At this week’s VLSI Symposium, IMEC presents significant progress in the manufacturability, circuit performance and reliability of FinFETs. The results advance FinFET process technology towards being a candidate for the 32nm node and beyond.
FinFETs are a promising approach to address short-channel effects and leakage issues when scaling CMOS towards the 32nm node and beyond. Doping fluctuations in nano-scale planar devices are one of the several concerns in further scaling, while FinFETs have the potential of being able to operate without channel dopants. IMEC has improved its process to yield reproducible FinFETs with fin widths down to 5nm and high aspect ratio using 193nm immersion lithography and dry etching. By using these ultra-thin body devices, the need of channel doping is eliminated. This results in reduced parametric spread due to dopant fluctuations together with reduced junction leakage.
Analyzing various circuit topologies, IMEC demonstrates experimentally that the performance of FinFET circuits is superior to bulk CMOS circuits and satisfies future digital library requirements. A ring oscillator has been realized with metal gates and un-doped fins showing an inverter delay of 13.9ps at a 1.0V supply voltage and 1.9nA off current. This best low-power performance of FinFETs ever reported results from the undoped channels and improved subthreshold characteristics. Next to the excellent inverter delay, FinFETs provide an extra performance benefit due to their excellent stacked device performance. They allow realizing higher stack heights whereby the same functionality can be implemented with less logic gates resulting in additional area reduction. The potential of FinFETs for large-scale integration has also been demonstrated.
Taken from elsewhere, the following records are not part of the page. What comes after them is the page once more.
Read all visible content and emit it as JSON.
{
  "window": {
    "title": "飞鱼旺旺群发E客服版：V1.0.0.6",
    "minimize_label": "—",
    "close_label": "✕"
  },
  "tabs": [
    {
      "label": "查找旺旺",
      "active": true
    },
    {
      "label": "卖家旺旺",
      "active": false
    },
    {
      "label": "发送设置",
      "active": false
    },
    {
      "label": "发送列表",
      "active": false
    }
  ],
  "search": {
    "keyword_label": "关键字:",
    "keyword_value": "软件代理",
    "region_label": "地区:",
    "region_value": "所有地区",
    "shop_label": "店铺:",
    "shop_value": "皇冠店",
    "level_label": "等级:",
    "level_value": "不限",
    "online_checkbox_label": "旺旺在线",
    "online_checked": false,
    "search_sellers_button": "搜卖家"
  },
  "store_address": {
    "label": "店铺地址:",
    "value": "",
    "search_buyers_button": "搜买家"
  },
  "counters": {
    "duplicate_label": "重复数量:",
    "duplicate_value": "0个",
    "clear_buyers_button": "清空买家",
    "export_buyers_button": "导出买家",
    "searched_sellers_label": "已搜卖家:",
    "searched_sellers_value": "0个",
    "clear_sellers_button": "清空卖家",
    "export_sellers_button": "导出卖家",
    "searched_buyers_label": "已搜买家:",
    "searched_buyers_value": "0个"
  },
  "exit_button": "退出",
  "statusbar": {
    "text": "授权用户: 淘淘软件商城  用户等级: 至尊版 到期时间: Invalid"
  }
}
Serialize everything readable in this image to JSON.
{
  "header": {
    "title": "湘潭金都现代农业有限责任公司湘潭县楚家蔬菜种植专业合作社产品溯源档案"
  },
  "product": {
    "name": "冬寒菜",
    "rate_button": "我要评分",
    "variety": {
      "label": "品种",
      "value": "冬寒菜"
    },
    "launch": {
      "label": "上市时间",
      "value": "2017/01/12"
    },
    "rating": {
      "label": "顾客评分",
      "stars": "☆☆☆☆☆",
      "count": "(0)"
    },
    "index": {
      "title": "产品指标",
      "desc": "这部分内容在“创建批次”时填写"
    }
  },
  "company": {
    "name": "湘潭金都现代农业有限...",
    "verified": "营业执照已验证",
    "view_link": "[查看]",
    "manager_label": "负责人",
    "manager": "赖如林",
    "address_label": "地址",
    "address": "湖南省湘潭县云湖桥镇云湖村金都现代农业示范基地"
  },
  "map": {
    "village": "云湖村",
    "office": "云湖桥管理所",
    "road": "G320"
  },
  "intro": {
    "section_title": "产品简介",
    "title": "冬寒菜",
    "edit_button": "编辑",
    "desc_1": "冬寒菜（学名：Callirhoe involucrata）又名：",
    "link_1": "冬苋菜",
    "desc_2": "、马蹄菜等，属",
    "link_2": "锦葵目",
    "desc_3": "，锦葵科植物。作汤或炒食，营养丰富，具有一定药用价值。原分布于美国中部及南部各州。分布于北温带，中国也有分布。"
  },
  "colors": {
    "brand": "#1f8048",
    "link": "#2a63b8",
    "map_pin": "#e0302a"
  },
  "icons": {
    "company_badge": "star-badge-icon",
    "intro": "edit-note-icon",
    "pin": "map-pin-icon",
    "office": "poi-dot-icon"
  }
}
To this end, SRAM cells and data path demonstrators with low standby current and good low operating power performance were realized.
The reliability characteristics, both NBTI (negative bias temperature instability) and PBTI (positive bias temperature instability), of the FinFETs have been significantly improved by dielectric passivation based on introducing fluorine into the metal/Hf-based gate stack during gate etching. To this end, IMEC developed a novel, effective and cost-efficient method that requires no extra processing step.
“Although the performance benefits of FinFETs have been recognized for many years, several bottlenecks have to be overcome to bring FinFET technology to manufacturing. These advances have reduced the gap for FinFETs to become a manufacturing technology,” said Luc Van den hove, COO IMEC.
These results were obtained in collaboration with IMEC’s (sub-)32nm CMOS research partners: Infineon, Qimonda, Intel, Micron, NXP, Panasonic, Samsung, STMicroelectronics, Texas Instruments, TSMC and Elpida.